The pace quickens perceptibly about a third of the way through. (“It was now the third week in March. Fecund dreams stirred in the yearlings. The sukebind was in bud.”) By the time we get to the final stages, we do not want it to end; but, since the last two pages would not be out of place in a Mills and Boon romance, we may be grateful that Gibbons knew when to stop.
The Very Revd Dr John Arnold is a former Dean of Durham.
Cold Comfort Farm by Stella Gibbons is published by Penguin Classics at £7.99 (CT Bookshop £7.20); 978-0-141-44159-7).
COLD COMFORT FARM — SOME QUESTIONS
How romantic is Cold Comfort Farm?
What did you find most enjoyable about Gibbons’s depiction of the Sussex countryside?
“It was too true that life as she is lived had a way of being curiously different from life as described by novelists.” What did you make of this novel’s comparisons of life and art?
The Starkadders are “only too embarrassingly ready to do what was natural”; how is nature presented in Gibbons’s book?
“It is quite unnecessary for a young woman to resemble St Francis of Assissi,” said Flora, coldly.” What is the place of women in Cold Comfort Farm?
How sympathetic a heroine is Flora Poste?
Is Cold Comfort Farm an entirely happy novel?
“Aunt Ada had thoroughly realised what a nasty time she had had for twenty years, and had now made up her mind to have a nice one.” How far do you agree with the book’s philosophy of self-will and “the Higher Common Sense”?
IN OUR next reading-groups page, on 1 April, we will print extra information about the next book. This is Lila by Marilynne Robinson. It is published by Virago at £8.99 (CT Bookshop £8.10); 978-1-84408-882-9).
Lila, orphaned and homeless, has wandered the countryside of the Midwest, in the United States, for years; the elderly preacher John Ames is a confirmed widower who has spent all his life in the town of Gilead. The moment she steps inside his church to shelter from the rain one Sunday changes both their lives for ever. Lila is a novel about secrets, kindness, trust, and redemption, framing the intimacy of human relationships in the earth and sky of the Iowa plains. It was nominated for the Man Booker Prize in 2015.

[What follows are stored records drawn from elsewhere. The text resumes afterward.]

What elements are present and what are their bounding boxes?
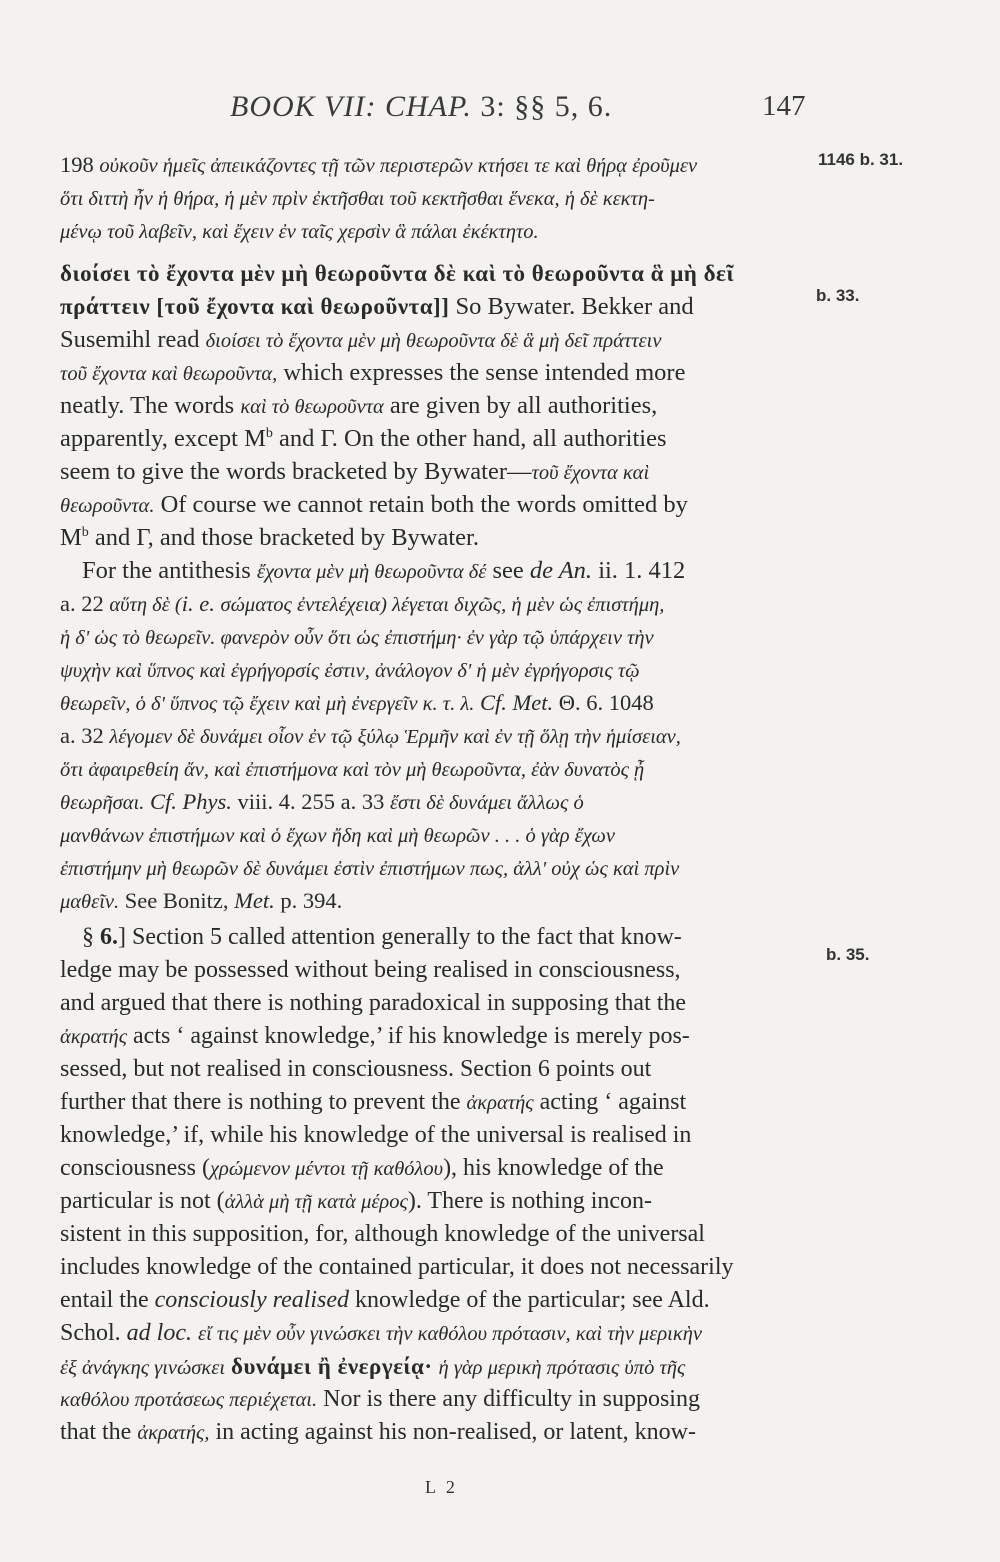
text-line: μανθάνων ἐπιστήμων καὶ ὁ ἔχων ἤδη καὶ μὴ θεωρῶν . . . ὁ γὰρ ἔχων: [60, 825, 615, 847]
antithesis-paragraph: [60, 554, 825, 917]
text-line: entail the consciously realised knowledge of the particular; see Ald.: [60, 1287, 710, 1313]
text-line: sistent in this supposition, for, although knowledge of the universal: [60, 1221, 705, 1247]
text-line: Schol. ad loc. εἴ τις μὲν οὖν γινώσκει τὴν καθόλου πρότασιν, καὶ τὴν μερικὴν: [60, 1320, 702, 1346]
main-text: [60, 148, 825, 1449]
text-line: seem to give the words bracketed by Bywater—τοῦ ἔχοντα καὶ: [60, 458, 650, 485]
note-b33: [60, 257, 825, 554]
text-line: ἡ δ' ὡς τὸ θεωρεῖν. φανερὸν οὖν ὅτι ὡς ἐπιστήμη· ἐν γὰρ τῷ ὑπάρχειν τὴν: [60, 627, 654, 649]
text-line: θεωροῦντα. Of course we cannot retain both the words omitted by: [60, 491, 688, 518]
text-line: includes knowledge of the contained particular, it does not necessarily: [60, 1254, 734, 1280]
text-line: ἐξ ἀνάγκης γινώσκει δυνάμει ἢ ἐνεργείᾳ· ἡ γὰρ μερικὴ πρότασις ὑπὸ τῆς: [60, 1354, 686, 1379]
text-line: apparently, except $M^b$ and Γ. On the other hand, all authorities: [60, 425, 667, 452]
text-line: τοῦ ἔχοντα καὶ θεωροῦντα, which expresses the sense intended more: [60, 359, 686, 386]
text-line: consciousness (χρώμενον μέντοι τῇ καθόλου), his knowledge of the: [60, 1155, 664, 1181]
text-line: ledge may be possessed without being realised in consciousness,: [60, 957, 681, 983]
text-line: καθόλου προτάσεως περιέχεται. Nor is there any difficulty in supposing: [60, 1386, 700, 1412]
text-line: ἀκρατής acts ‘ against knowledge,’ if his knowledge is merely pos-: [60, 1023, 690, 1049]
text-line: 198 οὐκοῦν ἡμεῖς ἀπεικάζοντες τῇ τῶν περιστερῶν κτήσει τε καὶ θήρᾳ ἐροῦμεν: [60, 152, 698, 177]
text-line: ὅτι ἀφαιρεθείη ἄν, καὶ ἐπιστήμονα καὶ τὸν μὴ θεωροῦντα, ἐὰν δυνατὸς ᾖ: [60, 759, 645, 781]
text-line: further that there is nothing to prevent the ἀκρατής acting ‘ against: [60, 1089, 687, 1115]
text-line: ὅτι διττὴ ἦν ἡ θήρα, ἡ μὲν πρὶν ἐκτῆσθαι τοῦ κεκτῆσθαι ἕνεκα, ἡ δὲ κεκτη-: [60, 188, 655, 210]
text-line: that the ἀκρατής, in acting against his non-realised, or latent, know-: [60, 1419, 697, 1445]
page-header: [0, 82, 1000, 132]
quotation-198: [60, 148, 825, 247]
running-head-title: BOOK VII: CHAP.: [230, 90, 472, 123]
text-line: θεωρεῖν, ὁ δ' ὕπνος τῷ ἔχειν καὶ μὴ ἐνεργεῖν κ. τ. λ. Cf. Met. Θ. 6. 1048: [60, 690, 654, 715]
text-line: For the antithesis ἔχοντα μὲν μὴ θεωροῦντα δέ see de An. ii. 1. 412: [82, 557, 686, 584]
running-head-section: 3: §§ 5, 6.: [480, 90, 613, 123]
text-line: Susemihl read διοίσει τὸ ἔχοντα μὲν μὴ θεωροῦντα δὲ ἃ μὴ δεῖ πράττειν: [60, 326, 662, 353]
text-line: and argued that there is nothing paradoxical in supposing that the: [60, 990, 687, 1016]
text-line: knowledge,’ if, while his knowledge of the universal is realised in: [60, 1122, 692, 1148]
margin-ref-b33: b. 33.: [816, 286, 860, 305]
paragraph-number: 198: [60, 152, 94, 177]
running-head: [230, 90, 612, 124]
text-line: ψυχὴν καὶ ὕπνος καὶ ἐγρήγορσίς ἐστιν, ἀνάλογον δ' ἡ μὲν ἐγρήγορσις τῷ: [60, 660, 640, 682]
section-6-note: [60, 921, 825, 1449]
text-line: θεωρῆσαι. Cf. Phys. viii. 4. 255 a. 33 ἔστι δὲ δυνάμει ἄλλως ὁ: [60, 789, 584, 814]
text-line: particular is not (ἀλλὰ μὴ τῇ κατὰ μέρος). There is nothing incon-: [60, 1188, 653, 1214]
signature-mark: L 2: [425, 1477, 458, 1497]
margin-ref-b35: b. 35.: [826, 945, 870, 964]
text-line: neatly. The words καὶ τὸ θεωροῦντα are given by all authorities,: [60, 392, 658, 419]
text-line: sessed, but not realised in consciousness. Section 6 points out: [60, 1056, 652, 1082]
text-line: a. 32 λέγομεν δὲ δυνάμει οἷον ἐν τῷ ξύλῳ Ἑρμῆν καὶ ἐν τῇ ὅλῃ τὴν ἡμίσειαν,: [60, 723, 681, 748]
text-line: $M^b$ and Γ, and those bracketed by Bywater.: [60, 524, 479, 551]
text-line: μαθεῖν. See Bonitz, Met. p. 394.: [60, 888, 343, 913]
lemma-line: διοίσει τὸ ἔχοντα μὲν μὴ θεωροῦντα δὲ καὶ τὸ θεωροῦντα ἃ μὴ δεῖ: [60, 261, 734, 286]
text-line: μένῳ τοῦ λαβεῖν, καὶ ἔχειν ἐν ταῖς χερσὶν ἃ πάλαι ἐκέκτητο.: [60, 221, 539, 243]
text-line: ἐπιστήμην μὴ θεωρῶν δὲ δυνάμει ἐστὶν ἐπιστήμων πως, ἀλλ' οὐχ ὡς καὶ πρὶν: [60, 858, 680, 880]
text-line: § 6.] Section 5 called attention generally to the fact that know-: [82, 924, 682, 950]
page-number: 147: [762, 90, 806, 122]
margin-ref-b31: 1146 b. 31.: [818, 150, 904, 169]
text-line: πράττειν [τοῦ ἔχοντα καὶ θεωροῦντα]] So Bywater. Bekker and: [60, 293, 694, 320]
text-line: a. 22 αὕτη δὲ (i. e. σώματος ἐντελέχεια) λέγεται διχῶς, ἡ μὲν ὡς ἐπιστήμη,: [60, 591, 665, 616]
section-number: 6.: [100, 924, 118, 950]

Marilynne Robinson was born in Idaho in 1943. Rowan Williams has described her as “one of the world’s most compelling English-speaking novelists”; the novels of her Gilead trilogy, consisting of Gilead (2004; Reading groups, 27 October 2006), Home (2008), and Lila (2014; Christmas books, 28 November 2014) each dwell on the experiences of a different inhabitant of an Iowan town in the 1950s, using their individual perspectives to explore American society and its past. Robinson’s work has been shaped by her theology, in particular the ideas of John Calvin, and she has preached at the Congregationalist Church in Iowa City, where she lives. Christopher Jamison, the Abbot of Worth, described Gilead as “A stunning, multi-layered story that shows grace in action. Luminous writing by Marilynne Robinson, the only living author who writes religious novels that win widespread acclaim.”